Inflammation and cytoskeleton pathway gene expression relates to rate of clinical progression in individuals with Alzheimers disease

Background Inflammatory changes are a key element of Alzheimer’s disease (AD)pathophysiology. However, there is lack of clarity regarding key gene drivers of the cytokines identified as playing a role in clinical AD progression and their relationship to AD biomarkers to understand their clinical role.
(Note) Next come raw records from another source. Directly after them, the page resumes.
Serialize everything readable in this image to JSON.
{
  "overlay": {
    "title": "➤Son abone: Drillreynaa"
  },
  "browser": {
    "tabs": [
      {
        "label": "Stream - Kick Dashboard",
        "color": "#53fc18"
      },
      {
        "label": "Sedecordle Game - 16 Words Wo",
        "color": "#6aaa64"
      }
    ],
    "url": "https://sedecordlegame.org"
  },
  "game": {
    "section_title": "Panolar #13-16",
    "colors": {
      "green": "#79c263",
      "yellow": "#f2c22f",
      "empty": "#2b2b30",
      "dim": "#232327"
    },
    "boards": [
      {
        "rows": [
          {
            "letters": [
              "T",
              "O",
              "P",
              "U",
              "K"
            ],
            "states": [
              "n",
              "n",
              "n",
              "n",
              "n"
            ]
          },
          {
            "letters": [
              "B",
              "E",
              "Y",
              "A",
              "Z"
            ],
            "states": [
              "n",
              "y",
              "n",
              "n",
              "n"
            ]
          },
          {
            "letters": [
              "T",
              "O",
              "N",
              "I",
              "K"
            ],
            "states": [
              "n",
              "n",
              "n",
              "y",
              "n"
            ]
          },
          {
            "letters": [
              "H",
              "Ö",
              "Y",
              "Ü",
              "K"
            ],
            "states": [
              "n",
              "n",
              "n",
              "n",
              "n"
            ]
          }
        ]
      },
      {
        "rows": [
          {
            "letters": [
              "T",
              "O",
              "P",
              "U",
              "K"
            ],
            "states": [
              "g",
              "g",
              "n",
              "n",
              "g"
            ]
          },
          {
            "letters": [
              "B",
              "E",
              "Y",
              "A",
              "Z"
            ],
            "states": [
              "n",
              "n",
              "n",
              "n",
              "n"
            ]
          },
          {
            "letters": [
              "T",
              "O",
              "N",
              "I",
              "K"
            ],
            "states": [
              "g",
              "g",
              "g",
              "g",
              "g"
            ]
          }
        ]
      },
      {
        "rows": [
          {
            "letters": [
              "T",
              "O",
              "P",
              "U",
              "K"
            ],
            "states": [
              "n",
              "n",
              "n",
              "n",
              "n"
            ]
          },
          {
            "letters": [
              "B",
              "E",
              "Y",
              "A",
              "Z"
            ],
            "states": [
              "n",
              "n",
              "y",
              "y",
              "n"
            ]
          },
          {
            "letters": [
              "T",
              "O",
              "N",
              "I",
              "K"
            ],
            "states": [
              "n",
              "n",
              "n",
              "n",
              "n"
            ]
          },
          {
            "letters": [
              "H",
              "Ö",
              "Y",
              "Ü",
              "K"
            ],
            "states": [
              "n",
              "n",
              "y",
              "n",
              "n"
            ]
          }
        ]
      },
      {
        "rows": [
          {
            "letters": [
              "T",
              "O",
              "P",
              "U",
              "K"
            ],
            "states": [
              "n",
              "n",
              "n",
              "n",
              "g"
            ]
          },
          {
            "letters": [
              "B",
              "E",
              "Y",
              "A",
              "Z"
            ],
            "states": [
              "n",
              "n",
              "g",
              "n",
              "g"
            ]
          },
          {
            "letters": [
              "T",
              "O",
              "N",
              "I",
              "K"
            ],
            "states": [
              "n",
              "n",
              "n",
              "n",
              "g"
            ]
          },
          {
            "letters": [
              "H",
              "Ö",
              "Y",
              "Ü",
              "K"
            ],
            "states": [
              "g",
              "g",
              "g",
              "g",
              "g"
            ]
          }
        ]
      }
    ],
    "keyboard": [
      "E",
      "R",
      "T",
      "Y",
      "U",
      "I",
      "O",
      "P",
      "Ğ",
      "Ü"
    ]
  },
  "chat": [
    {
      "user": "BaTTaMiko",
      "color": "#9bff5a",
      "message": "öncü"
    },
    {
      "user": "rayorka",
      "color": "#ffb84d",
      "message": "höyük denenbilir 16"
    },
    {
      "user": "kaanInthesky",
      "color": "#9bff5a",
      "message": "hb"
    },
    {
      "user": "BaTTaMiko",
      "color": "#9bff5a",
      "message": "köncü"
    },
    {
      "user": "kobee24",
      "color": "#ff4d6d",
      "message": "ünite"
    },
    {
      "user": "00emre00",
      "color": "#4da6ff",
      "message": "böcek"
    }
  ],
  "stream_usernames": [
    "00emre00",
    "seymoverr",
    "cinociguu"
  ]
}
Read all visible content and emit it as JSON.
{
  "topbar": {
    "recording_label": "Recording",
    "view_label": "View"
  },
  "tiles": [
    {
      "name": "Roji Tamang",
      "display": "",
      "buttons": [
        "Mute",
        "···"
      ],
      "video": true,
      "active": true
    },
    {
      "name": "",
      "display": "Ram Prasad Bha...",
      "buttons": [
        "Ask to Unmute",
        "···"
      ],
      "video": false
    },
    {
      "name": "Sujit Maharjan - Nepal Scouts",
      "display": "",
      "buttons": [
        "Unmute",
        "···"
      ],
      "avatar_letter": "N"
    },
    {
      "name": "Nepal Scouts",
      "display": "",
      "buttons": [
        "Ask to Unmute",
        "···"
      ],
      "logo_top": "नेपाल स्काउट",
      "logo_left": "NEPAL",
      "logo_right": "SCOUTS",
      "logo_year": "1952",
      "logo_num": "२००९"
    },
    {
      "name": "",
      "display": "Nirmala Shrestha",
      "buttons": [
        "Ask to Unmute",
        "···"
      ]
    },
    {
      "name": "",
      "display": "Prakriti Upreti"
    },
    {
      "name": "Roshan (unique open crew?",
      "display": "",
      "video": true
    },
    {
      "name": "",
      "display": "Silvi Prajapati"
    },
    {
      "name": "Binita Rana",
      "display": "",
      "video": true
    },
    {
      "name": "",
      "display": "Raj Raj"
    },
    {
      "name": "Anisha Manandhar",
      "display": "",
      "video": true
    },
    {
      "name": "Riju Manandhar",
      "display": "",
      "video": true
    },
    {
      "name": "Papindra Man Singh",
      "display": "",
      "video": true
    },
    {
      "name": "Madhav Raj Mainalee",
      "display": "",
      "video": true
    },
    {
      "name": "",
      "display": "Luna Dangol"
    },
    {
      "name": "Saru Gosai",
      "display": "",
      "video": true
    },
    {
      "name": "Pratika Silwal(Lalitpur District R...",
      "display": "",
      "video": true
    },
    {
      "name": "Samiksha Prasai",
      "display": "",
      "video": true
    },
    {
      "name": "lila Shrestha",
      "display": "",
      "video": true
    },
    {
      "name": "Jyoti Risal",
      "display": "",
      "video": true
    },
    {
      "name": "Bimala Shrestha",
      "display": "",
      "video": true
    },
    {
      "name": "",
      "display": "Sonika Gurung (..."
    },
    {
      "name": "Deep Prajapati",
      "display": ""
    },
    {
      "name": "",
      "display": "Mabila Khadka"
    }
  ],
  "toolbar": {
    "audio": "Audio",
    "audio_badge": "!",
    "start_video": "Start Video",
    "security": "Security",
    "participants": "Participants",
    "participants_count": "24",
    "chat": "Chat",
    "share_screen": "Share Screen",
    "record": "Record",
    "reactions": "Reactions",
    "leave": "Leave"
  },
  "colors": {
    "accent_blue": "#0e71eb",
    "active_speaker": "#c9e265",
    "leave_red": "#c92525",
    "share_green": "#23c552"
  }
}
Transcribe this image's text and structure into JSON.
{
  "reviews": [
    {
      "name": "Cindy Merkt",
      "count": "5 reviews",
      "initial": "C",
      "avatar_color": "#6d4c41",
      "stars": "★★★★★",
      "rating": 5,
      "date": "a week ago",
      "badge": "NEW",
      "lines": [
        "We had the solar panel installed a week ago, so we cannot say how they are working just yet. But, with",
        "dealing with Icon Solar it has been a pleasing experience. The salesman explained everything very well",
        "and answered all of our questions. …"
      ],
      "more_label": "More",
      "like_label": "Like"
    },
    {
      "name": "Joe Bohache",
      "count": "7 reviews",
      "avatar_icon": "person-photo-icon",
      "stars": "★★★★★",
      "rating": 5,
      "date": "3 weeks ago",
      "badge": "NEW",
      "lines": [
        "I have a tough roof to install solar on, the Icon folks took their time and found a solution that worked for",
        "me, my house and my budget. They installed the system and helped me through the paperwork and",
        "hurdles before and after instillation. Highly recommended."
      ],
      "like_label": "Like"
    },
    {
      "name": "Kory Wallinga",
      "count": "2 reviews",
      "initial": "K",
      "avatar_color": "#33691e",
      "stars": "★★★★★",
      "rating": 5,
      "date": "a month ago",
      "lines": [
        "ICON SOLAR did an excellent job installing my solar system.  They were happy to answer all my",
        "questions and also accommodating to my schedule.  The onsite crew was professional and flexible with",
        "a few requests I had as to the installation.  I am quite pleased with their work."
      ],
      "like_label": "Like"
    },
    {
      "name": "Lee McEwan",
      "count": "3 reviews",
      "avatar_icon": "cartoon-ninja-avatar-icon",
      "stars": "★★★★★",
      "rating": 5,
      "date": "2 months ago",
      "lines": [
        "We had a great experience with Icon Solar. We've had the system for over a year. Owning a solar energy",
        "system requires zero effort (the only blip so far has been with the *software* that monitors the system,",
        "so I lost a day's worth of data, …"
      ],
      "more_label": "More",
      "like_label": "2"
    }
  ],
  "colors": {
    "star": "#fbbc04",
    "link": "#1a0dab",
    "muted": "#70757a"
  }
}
Method We investigated transcriptomic datasets from Alzheimer’s Disease Neuroimaging Initiative (ADNI) and Harvard Brain Tissue Resource Center (HBTRC) to evaluate regulatory gene networks in human AD. We hypothesized that key inflammatory genes are differentially upregulated in AD, predicting clinical progression. ADNI peripheral blood transcriptomic data with cerebrospinal fluid (CSF) AD biomarker confirmed diagnosis was available for 30 AD dementia, 95 MCI, and 41 controls. This was next compared against HBTRC dorsolateral pre‐frontal cortex tissue gene expression data from 376 AD dementia and 173 controls with neuropathology confirmed diagnosis. The association between differentially expressed genes (DEGs) and change in cognition from baseline in ADNI, measured by clinical dementia rating scale ‐sum of boxes (CDR‐SB) at baseline 6, 12, 24 and 36 months using a linear mixed model (LMM) with random intercepts. Result We identified 170 DEGs between AD and controls common to ADNI and HBTRC. Among the DEGs, canonical inflammation signaling pathway genes were enriched. Using an FDR cutoff of 0.15, five genes (DUSP13, ANK1, SPTB, SLC6A and DMTN) were associated with significant CDR‐SB change from baseline in MCI and AD. Four of these genes were highly correlated (r2 > 0.8) and were involved in the Spectrin‐associated cytoskeleton pathway (GO:0014731). Among them, increased expression of DUSP13 in AD compared to controls (log2FC = 0.17) was associated with an increased decline in cognition (P = 0.001). An increased expression of ANK1 was related to reduced decline in cognition (P = 0.002) and ANK1 expression was lower in AD compared to MCI (log2FC = ‐0.16). CDR‐SB models incorporating gene expression for these significant genes were equivalent to or better than models incorporating CSF pTau, Aβ42, or MRI hippocampal volume when evaluated by Akaike information criterion. Conclusion Key peripheral inflammation and cytoskeletal gene expression relates to clinical progression in human AD. Validation of these results is an important future direction.